Yup, that's real funny, Piazza. You sacrifice the good of the team in your selfish pursuit of Carlton Fisk's record and then you turn around and say, wow, you know what, haha, I should have been playing first base all along....

Well, the funniest thing of all might be yet to come. The comedic justice of the year will be to see Piazza catch Clemens in the 2004 All-Star game in Houston.

Blog Watch

El Lefty Malo notes that

"Sorting through the stats this morning, I thought to myself, "Hmm, is Neifi Perez truly the worst hitter in the major leagues?"

Of the 189 position players listed in ESPN's sortable stats, Neifi indeed ranks last in OPS at .512. The second worst is Derek Jeter, at .528...

Boomer Goes Boom

Don't look now, but David Wells has found yet another way to injure himself.

The lefty, now pitching for San Diego, cut his right wrist and left palm, apparently in an "accident" at home, and is expected to miss his next two starts.

"It was not a fight," Padres GM Towers felt compelled to clarify. "It happened at his home. It sounds like he cut himself with some glass. How he did that, I don't know."

Wednesday, May 12, 2004

Free Beer

I have to admit, I'm not much of a hockey fan at all. I don't even watch it during the Stanley Cup finals if I can help it. But if free beer is the way into every man's heart, then the Tampa Bay Lightning have just become my de facto favourite hockey team.

"During the first Eastern Conference playoff game between the Lightning and the Philadelphia Flyers Saturday, the St. Pete Times Forum's main scoreboard advertised the offer. Those who paid $100 toward 2004-05 season tickets were eligible for unlimited free beer during the game."

On the other hand, giant plastic/paper cups of flat, gassy Budweiser or Coors Light is not my idea of beer so unless they've got some real ale in the bargain, it's a useless offer to me.

But an "A" for effort, guys.
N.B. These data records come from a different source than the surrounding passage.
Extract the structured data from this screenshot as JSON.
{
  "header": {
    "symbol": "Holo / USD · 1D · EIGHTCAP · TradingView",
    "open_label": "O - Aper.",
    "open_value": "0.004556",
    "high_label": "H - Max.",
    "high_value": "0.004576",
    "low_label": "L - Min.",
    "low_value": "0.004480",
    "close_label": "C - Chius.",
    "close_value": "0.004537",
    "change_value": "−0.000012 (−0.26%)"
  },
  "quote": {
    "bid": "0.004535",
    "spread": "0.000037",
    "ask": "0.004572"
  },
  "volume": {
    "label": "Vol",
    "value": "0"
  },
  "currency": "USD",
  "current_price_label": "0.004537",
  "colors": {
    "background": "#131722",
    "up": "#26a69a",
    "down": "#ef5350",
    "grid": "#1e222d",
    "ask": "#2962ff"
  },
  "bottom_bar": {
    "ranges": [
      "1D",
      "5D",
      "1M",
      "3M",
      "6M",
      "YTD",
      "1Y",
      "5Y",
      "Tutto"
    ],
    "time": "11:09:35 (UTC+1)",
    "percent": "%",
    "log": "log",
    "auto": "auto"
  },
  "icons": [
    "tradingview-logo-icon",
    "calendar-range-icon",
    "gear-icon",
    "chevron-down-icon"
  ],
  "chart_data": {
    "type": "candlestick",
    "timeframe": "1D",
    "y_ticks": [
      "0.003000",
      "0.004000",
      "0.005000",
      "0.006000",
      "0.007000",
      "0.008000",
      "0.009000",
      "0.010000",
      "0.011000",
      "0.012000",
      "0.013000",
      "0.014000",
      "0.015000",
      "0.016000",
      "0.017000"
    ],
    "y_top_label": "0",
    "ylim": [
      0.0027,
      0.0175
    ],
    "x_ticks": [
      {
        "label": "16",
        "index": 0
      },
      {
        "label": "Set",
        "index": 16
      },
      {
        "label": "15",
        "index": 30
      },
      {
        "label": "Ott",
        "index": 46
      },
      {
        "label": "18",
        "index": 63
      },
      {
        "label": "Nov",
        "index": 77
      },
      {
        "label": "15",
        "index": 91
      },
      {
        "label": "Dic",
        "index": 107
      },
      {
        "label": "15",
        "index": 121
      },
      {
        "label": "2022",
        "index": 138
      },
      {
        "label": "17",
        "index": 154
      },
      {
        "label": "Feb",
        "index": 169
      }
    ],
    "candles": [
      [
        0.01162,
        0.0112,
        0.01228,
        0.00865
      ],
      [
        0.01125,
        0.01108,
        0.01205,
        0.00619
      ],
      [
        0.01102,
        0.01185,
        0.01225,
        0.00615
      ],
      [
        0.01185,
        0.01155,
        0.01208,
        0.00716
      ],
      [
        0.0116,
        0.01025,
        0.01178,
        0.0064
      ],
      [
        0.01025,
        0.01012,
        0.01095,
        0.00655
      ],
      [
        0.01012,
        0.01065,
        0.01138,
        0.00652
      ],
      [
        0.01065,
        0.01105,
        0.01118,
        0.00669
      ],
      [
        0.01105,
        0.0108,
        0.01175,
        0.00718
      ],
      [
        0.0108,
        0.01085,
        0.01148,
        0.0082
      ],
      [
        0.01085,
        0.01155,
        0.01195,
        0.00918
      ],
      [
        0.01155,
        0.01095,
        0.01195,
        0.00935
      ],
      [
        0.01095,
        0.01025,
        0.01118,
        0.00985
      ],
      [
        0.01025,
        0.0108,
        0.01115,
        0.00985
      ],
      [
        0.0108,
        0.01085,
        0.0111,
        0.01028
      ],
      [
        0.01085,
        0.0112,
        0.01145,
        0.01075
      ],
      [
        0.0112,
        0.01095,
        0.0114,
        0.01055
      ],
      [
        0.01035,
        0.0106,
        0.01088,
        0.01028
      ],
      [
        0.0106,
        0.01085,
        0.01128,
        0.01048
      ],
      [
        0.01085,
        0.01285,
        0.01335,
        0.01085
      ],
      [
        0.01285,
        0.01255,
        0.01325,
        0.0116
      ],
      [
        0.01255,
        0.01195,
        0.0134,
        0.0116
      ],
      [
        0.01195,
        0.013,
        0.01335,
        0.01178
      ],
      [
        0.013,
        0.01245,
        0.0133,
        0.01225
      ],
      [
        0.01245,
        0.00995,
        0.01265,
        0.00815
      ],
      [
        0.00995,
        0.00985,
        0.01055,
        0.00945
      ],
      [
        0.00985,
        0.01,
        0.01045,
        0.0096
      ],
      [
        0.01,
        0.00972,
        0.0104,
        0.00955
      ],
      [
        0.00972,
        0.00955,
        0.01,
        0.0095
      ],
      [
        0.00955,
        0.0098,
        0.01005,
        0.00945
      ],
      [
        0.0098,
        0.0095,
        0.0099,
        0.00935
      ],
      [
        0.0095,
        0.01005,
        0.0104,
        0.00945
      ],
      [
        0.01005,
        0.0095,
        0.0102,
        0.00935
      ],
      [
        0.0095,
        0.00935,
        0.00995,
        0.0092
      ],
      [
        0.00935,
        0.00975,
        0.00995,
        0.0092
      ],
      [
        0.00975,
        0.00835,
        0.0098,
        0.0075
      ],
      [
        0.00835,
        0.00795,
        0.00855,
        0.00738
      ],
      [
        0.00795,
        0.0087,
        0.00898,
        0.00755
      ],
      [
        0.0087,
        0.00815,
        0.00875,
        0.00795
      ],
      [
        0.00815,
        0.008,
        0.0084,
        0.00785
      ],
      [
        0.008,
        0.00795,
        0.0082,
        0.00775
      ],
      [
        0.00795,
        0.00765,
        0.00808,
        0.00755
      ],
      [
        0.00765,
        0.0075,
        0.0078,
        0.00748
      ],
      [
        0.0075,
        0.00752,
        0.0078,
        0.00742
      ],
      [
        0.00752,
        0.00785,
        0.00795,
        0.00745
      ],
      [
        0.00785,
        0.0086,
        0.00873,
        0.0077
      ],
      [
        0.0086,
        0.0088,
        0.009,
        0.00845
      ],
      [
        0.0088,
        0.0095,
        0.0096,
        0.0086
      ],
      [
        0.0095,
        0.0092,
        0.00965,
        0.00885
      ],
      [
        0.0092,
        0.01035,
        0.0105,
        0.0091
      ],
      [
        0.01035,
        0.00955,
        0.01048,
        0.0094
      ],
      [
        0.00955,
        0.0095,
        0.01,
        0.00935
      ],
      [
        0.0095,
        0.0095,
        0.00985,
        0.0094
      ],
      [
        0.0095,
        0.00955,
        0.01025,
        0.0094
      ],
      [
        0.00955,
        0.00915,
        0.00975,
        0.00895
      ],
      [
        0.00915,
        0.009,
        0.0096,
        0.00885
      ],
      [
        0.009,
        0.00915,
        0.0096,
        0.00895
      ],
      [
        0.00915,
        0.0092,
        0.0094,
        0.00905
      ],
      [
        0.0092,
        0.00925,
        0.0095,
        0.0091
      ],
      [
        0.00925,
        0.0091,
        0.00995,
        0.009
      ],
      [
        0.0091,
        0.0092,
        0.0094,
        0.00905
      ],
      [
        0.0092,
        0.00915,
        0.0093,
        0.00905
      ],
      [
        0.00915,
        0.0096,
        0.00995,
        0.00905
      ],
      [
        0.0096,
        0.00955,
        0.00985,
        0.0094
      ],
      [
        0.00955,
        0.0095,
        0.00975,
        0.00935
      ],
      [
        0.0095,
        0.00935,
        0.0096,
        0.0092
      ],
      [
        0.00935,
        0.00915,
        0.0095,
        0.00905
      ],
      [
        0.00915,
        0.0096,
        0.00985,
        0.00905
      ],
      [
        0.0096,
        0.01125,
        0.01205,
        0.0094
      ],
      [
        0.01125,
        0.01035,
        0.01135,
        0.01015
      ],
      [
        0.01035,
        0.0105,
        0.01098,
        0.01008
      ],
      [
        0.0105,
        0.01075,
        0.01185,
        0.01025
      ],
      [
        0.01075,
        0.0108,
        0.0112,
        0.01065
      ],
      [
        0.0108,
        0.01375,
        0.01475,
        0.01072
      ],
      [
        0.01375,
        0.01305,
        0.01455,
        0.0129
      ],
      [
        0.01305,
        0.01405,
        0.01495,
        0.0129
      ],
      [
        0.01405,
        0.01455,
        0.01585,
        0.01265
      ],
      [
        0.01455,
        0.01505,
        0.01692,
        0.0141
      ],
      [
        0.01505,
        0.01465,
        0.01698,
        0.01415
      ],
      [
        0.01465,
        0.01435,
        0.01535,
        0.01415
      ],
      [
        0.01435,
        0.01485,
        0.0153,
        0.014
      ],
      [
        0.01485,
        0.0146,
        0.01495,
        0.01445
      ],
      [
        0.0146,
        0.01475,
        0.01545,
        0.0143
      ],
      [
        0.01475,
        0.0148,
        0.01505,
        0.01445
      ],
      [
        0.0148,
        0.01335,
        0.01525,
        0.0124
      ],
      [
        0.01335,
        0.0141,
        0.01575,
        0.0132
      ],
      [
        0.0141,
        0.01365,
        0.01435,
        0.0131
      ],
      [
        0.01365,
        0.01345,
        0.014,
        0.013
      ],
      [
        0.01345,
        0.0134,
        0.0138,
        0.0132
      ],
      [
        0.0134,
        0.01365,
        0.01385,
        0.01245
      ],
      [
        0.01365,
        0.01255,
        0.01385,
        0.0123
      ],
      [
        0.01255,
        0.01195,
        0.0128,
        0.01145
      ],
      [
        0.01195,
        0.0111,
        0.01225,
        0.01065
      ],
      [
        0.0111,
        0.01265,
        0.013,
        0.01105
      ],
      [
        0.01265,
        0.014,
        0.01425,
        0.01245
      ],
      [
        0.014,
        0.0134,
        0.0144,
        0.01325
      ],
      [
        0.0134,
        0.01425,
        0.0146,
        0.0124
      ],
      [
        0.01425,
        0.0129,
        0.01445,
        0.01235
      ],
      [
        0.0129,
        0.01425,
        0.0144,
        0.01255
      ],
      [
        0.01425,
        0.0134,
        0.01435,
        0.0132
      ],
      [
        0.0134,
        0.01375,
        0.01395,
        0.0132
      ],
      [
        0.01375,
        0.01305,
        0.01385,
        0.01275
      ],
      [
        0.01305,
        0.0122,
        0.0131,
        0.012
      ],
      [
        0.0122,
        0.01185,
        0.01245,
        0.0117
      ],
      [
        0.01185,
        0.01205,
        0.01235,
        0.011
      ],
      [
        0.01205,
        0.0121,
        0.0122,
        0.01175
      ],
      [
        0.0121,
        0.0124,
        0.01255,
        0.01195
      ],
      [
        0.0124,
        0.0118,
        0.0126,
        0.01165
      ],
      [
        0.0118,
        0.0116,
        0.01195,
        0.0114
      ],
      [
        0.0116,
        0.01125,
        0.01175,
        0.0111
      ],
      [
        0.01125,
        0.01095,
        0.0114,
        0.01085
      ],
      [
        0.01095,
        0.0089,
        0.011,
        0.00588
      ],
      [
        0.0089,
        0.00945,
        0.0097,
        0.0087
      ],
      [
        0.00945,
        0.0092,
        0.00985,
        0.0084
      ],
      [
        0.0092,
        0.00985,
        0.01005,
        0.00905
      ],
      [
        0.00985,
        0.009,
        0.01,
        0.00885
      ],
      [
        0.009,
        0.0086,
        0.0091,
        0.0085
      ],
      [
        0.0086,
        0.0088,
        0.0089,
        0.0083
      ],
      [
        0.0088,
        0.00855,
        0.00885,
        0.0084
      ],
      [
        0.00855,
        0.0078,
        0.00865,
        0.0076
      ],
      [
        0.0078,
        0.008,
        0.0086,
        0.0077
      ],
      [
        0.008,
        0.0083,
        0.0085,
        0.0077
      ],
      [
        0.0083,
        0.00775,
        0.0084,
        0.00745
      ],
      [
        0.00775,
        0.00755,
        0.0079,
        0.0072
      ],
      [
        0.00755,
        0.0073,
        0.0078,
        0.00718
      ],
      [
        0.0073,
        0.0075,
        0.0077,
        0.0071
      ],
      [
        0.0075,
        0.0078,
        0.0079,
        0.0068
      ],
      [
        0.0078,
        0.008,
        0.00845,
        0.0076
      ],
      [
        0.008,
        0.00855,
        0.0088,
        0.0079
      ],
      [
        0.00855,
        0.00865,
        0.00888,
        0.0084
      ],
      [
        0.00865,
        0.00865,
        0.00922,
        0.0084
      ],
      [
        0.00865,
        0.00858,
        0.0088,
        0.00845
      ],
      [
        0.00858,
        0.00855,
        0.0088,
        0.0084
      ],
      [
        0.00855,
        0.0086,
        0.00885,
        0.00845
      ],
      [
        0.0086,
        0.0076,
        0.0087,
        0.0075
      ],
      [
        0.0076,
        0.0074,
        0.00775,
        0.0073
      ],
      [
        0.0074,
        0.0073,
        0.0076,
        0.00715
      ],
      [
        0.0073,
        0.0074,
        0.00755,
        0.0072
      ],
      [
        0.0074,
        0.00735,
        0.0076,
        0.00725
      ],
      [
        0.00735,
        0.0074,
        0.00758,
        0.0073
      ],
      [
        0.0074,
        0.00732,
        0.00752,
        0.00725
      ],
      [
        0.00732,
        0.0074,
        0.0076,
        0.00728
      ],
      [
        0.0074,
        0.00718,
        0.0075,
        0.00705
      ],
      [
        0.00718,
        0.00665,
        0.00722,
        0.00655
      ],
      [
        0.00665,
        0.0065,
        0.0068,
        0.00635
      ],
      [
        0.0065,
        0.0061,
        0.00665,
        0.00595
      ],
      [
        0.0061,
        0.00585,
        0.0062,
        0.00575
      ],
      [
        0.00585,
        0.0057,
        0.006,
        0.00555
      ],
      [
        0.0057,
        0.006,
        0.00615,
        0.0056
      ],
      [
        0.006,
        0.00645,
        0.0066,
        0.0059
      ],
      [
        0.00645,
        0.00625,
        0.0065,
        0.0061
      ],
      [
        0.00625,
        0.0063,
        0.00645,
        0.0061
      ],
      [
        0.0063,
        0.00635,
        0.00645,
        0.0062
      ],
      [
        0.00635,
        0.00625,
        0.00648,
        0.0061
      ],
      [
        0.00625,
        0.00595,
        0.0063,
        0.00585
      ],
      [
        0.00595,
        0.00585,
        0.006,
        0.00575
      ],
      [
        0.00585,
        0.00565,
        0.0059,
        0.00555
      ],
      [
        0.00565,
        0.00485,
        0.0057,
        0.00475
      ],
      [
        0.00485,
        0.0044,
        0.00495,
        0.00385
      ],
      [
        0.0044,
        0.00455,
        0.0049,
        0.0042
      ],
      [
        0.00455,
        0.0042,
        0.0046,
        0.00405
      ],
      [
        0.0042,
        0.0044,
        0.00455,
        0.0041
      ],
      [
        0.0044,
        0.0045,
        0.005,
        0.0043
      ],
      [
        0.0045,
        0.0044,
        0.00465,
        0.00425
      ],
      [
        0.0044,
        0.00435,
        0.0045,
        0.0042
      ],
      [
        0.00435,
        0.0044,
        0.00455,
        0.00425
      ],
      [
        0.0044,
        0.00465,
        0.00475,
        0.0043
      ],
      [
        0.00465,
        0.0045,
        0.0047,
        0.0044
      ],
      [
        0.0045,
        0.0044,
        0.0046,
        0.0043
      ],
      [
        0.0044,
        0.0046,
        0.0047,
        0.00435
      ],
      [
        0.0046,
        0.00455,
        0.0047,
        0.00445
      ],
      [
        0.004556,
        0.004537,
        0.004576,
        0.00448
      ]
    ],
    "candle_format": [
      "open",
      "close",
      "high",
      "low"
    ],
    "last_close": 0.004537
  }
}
At the very least, I'll be rooting for the Lightning to win the Stanley Cup this year.

Sunday, May 09, 2004

"Get your facts first, and then you can distort them as much as you please." Mark Twain

Oh, no! Not another pietistic excoriation on the evils of selling baseball bases -- as well as home plate, the pitching rubber and the on-deck circles -- as advertising space for a movie sequel! We couldn't stomach that! So in lieu of unbridled canting on baseball's latest controversy, let's ease into an overall ambience of aimless drifting...

Saturday, May 08, 2004

Bits and Bobs

On the wings of a monsterous start to the 2004, speculation has already begun on the chances that Bonds can hit .400

There have been only eight men who have hit .400 while eligible for the batting championship since 1900, and it has been done a total of 13 times. Those men are Ty Cobb (1911, 1912, 1922), Rogers Hornsby (1922, 1924, 1925), George Sisler (1920, 1922), Nap Lajoie (1901), Shoeless Joe Jackson (1911), Harry Heilmann (1923), Bill Terry (1930), and, of course, Ted Williams (1941).

That makes 13 times, 3 of them in 1922. Where were the call for steroids back then? Where were the outrages of why in 1922, three different players hit .400?

23 percent of all .400 seasons came in 1922.

Three players alone made up eight of those seasons in total. Three players made up 62% of all .400 seasons all time. Were they, like Bonds, playing as though from another planet altogether? Did they have howls of cheating in their ears?


And at the other end of the spectrum:
Bowas Without Bats

.215 with less than two outs.

.173 with two outs.

.194 overall.

What are those numbers? The Phillies' batting averages with runners in scoring position before last night's game against the Arizona Diamondbacks at Bank One Ballpark. Take away Burrell and Bell and the team is hitting .149 (26 for 174) with runners in scoring position.

The Phillies averaged 4.3 runs per game in their first 26 games, which ranked 12th in the National League. Their .244 batting average ranked ahead of only Montreal. Their .328 on-base percentage tied for 13th.

Move over Art Howe and the Mets. You just may not be the most mediocre any more.